I'm working on a project which revolves around a database of about 750.000 entities. Let's just say these entities are musical works. Each musical work is associated with an album, one or more composers and some other entities.
The business who owns this database has bought services from other providers which requires the business to "notify" these providers when a musical work gets created, updated or deleted in the database.
An important note here is that any given musical work is considered updated if the entity itself (the musical work) or any entity which the musical work is associated with gets updated. In other words, if the composer of the musical work "Air On The G String" was renamed from "Bacch" to "Bach" - then that musical work (and all other tracks related to that composer) should be considered updated.
The entities are stored in a relational database, and there is no built-in functionality as such in the database which allows us to keep track of which entities have been created, updated or deleted. It is also a requirement to not rely on any such functionality.
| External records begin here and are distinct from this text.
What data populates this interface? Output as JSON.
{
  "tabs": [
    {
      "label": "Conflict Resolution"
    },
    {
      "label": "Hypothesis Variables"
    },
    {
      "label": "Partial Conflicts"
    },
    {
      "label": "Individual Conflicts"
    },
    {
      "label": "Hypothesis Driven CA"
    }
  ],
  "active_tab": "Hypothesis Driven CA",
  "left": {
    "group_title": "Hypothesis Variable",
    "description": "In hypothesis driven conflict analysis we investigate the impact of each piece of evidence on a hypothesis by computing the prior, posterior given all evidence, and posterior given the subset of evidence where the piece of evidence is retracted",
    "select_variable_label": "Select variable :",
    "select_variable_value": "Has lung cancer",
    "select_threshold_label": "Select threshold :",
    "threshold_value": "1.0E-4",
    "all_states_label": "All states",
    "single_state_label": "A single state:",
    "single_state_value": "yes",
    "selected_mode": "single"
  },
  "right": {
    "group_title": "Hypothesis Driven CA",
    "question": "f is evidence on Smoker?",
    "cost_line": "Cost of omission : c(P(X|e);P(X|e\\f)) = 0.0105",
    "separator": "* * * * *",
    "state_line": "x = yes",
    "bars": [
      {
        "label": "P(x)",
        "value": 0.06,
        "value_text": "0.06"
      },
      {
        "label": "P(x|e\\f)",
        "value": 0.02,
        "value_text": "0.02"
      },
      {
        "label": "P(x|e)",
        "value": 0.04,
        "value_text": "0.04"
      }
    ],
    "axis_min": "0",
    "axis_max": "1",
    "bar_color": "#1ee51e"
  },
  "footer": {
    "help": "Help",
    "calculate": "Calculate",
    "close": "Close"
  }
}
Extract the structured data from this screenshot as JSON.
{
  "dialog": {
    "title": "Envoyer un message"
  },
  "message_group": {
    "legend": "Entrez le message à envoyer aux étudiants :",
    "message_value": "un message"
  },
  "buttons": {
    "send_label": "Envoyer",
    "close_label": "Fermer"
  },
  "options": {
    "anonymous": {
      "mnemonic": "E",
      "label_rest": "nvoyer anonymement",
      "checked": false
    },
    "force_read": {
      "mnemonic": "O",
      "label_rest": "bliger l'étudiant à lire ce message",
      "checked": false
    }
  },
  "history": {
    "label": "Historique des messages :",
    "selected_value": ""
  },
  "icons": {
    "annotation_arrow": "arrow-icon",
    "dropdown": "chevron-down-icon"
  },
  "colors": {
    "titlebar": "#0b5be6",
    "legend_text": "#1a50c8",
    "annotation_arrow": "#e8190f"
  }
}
Furthermore, the graph of entities which makes up a single musical work can grow quite large. I don't think creative SQL statements would be the way to go here to somehow discover created, updated or deleted entities.
What I've been thinking is to set up a job which once a day simply iterates over all musical works and creates a hash for each and every one. I've so far come to the conclusion that for any given musical work in the database, the job will have to pull the musical work itself from the database along with associated entities (album, shares, composers etc) and generate a hash based on relevant fields.
I believe that a hash can be generated by concatenating track fields, share fields, composer fields and album fields - and then create a hash based on that (long) string.
The generated hash for each musical work will then be stored in a separate database, and by doing it this way the job can compare musical works (through the generated hashes) for each run vs. the previous run.
This way, the job will be "data store agnostic" (the entities can come directly from the database, from a webservice or something else) and the actual state of the last replicated version of any given musical work will be safely stored as a hash.
Now, I'd like a sanity check on this design. Does this seem to be a fair way to solve this task or am I complicating things?